Sous ce titre le ‘pèlerinage de la foi’, Jean-Paul II synthétise l’enseignement du Concile et de Louis-Marie sur la "foi de Marie mystérieusement partagée par l’Église". D’abord, nous trouvons des références à Lumen Gentium et à ses deux Lettres Redemptoris Mater et Novo Millennio Ineunte :

J’ai écrit dans Novo millennio ineunte qu’"on ne parvient véritablement à Jésus que par la voie de la foi" (n. 19). Ce fut précisément la voie suivie par Marie au cours de toute sa vie terrestre, et c’est la voie de l’Eglise en pèlerinage jusqu’à la fin des temps. Le Concile Vatican II a beaucoup insisté sur la foi de Marie, mystérieusement partagée par l’Eglise, en mettant en lumière l’itinéraire de Notre-Dame à partir du moment de l’Annonciation jusqu’au moment de la Passion rédemptrice (cf. Const. Lumen Gentium, n. 57 et 67 ; Lettre enc. Redemptoris Mater, nn. 25-27). (LFM, n. 7).

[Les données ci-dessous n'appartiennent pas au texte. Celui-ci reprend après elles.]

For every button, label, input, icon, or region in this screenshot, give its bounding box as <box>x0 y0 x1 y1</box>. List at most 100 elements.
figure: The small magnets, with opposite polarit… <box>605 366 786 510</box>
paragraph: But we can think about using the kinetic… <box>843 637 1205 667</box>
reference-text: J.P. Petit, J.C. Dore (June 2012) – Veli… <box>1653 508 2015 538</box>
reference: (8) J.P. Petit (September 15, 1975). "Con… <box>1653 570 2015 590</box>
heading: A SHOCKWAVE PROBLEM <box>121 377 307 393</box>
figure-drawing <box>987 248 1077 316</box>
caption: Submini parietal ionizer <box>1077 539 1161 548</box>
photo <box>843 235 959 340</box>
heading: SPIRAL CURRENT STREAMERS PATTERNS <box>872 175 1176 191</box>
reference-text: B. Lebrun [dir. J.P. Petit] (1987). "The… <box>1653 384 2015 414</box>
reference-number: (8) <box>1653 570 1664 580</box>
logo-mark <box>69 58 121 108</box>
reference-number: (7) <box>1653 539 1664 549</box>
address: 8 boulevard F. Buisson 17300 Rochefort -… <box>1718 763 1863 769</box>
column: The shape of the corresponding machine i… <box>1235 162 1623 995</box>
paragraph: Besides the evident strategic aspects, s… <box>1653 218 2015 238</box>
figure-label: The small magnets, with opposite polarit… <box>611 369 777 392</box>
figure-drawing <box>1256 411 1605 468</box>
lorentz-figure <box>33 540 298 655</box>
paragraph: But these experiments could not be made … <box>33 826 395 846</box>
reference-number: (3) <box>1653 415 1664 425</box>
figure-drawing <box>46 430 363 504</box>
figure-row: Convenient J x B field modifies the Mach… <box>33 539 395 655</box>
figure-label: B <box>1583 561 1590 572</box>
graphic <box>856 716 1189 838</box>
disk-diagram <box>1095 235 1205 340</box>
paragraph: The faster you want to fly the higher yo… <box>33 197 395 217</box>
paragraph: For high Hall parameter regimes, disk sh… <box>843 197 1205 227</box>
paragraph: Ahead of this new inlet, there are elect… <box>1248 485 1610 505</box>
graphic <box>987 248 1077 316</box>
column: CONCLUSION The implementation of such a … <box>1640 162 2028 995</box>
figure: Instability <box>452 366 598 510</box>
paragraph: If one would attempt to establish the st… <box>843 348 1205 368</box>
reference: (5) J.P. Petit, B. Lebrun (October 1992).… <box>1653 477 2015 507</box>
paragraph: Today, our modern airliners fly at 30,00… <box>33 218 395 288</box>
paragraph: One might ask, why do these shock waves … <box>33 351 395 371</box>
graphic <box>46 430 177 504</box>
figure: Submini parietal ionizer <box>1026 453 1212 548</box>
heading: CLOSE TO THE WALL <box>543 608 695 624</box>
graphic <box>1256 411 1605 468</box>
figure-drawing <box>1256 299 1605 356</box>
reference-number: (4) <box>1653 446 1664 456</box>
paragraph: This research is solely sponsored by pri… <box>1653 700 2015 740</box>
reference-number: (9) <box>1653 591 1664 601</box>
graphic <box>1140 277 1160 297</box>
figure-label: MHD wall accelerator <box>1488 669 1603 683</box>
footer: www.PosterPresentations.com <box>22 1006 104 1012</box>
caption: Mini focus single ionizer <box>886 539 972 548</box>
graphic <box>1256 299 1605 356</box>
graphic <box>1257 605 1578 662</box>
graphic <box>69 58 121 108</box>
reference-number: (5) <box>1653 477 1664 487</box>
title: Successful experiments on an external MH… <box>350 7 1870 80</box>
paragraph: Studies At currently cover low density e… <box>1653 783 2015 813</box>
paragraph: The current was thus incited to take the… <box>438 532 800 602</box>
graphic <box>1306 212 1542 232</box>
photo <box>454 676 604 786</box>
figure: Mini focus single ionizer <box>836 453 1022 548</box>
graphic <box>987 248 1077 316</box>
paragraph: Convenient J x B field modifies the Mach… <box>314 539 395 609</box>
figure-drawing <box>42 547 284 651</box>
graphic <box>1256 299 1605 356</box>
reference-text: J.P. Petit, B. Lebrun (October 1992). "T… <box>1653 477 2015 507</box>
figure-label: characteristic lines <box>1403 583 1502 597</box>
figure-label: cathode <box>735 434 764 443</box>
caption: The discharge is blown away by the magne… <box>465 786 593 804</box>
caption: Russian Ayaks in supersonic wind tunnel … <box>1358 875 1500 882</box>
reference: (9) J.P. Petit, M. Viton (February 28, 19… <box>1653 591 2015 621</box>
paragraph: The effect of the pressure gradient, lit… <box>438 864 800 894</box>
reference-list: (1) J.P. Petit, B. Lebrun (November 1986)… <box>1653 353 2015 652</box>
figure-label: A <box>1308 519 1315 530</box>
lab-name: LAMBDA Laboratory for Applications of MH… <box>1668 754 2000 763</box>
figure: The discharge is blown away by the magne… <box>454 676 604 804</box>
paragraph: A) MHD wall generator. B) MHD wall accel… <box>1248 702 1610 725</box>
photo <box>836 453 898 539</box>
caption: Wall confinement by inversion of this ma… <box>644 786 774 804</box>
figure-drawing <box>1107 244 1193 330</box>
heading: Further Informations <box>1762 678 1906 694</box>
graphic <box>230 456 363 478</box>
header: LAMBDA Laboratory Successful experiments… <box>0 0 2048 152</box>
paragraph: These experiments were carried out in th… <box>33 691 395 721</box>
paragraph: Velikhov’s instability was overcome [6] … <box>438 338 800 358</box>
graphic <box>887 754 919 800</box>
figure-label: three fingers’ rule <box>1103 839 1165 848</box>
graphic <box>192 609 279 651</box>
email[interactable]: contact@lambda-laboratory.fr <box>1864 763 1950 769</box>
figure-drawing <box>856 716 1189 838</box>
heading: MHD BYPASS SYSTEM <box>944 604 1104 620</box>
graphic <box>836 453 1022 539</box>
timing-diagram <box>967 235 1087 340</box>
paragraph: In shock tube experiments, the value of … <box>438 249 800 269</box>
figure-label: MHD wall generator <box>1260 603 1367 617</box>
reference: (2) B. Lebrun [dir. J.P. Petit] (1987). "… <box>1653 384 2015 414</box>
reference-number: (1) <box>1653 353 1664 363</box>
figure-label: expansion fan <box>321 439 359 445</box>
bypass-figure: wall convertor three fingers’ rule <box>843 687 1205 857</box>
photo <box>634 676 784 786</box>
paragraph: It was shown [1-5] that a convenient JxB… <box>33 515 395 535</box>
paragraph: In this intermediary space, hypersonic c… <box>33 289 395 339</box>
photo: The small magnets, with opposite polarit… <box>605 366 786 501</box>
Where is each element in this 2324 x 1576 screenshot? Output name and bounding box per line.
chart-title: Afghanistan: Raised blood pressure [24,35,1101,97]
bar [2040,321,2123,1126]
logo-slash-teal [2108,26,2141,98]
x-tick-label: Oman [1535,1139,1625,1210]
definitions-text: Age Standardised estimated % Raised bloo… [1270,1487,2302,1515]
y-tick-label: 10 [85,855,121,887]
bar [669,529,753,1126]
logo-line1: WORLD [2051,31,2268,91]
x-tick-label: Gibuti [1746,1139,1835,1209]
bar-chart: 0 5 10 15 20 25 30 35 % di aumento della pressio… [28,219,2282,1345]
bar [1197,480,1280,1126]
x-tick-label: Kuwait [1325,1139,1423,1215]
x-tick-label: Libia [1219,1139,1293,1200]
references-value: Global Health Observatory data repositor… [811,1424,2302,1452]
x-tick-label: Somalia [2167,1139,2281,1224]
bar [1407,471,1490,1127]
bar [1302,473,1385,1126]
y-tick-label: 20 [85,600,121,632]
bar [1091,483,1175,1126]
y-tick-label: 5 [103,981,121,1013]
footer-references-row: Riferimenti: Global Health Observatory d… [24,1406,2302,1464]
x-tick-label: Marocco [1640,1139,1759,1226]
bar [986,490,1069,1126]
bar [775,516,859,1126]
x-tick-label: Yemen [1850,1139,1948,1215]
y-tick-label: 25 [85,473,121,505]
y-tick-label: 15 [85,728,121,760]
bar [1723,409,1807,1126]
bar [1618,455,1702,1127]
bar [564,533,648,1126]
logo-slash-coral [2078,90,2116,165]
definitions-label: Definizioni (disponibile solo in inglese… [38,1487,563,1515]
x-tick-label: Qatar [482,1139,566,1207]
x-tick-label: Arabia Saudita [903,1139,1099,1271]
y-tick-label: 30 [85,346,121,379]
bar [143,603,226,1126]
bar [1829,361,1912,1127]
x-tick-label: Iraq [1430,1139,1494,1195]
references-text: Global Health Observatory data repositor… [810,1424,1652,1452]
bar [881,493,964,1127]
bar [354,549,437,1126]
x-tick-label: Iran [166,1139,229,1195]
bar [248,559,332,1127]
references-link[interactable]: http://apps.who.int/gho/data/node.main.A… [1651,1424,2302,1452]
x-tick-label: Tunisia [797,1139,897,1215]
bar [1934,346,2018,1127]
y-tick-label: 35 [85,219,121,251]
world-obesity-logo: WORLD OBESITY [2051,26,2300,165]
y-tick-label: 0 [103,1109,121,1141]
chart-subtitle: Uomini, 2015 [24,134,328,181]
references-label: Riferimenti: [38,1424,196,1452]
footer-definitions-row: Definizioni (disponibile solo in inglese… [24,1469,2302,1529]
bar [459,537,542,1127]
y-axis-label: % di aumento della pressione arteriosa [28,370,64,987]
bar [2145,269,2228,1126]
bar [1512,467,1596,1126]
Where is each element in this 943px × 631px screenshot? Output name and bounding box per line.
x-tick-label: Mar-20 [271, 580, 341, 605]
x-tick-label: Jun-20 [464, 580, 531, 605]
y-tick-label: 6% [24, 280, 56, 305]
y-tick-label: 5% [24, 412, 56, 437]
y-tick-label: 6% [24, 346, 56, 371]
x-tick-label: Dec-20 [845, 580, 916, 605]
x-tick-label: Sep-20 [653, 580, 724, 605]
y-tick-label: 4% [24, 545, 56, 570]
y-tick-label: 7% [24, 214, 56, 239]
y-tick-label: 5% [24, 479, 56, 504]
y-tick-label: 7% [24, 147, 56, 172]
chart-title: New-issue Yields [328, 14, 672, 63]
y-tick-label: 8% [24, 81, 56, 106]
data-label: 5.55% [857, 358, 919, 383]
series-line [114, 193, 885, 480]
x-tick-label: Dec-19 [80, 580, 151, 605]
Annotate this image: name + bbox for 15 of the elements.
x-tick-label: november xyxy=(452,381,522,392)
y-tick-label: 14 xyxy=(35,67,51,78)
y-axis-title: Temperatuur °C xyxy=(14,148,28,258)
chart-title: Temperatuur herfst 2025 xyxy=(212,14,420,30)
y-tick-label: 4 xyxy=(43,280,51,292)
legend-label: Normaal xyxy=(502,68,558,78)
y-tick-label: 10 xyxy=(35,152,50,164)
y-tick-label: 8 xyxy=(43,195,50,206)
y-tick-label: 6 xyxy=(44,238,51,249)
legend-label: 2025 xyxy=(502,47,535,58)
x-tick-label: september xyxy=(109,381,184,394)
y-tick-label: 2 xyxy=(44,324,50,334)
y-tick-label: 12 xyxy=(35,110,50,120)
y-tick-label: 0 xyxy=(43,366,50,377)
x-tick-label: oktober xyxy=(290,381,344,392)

Il s’agit toujours de la foi christocentrique, foi en Jésus Rédempteur de l’homme, comme caractéristique essentielle de la vie sur la terre comme voie, pèlerinage, le même pèlerinage de Marie, de l’Église et de chacun de nous. La même vérité est aussitôt illustrée par une longue citation du Traité (la plus longue dans la Lettre) qui est comme un "hymne à la foi" de Marie, vécue ensuite par l’Église en pèlerinage.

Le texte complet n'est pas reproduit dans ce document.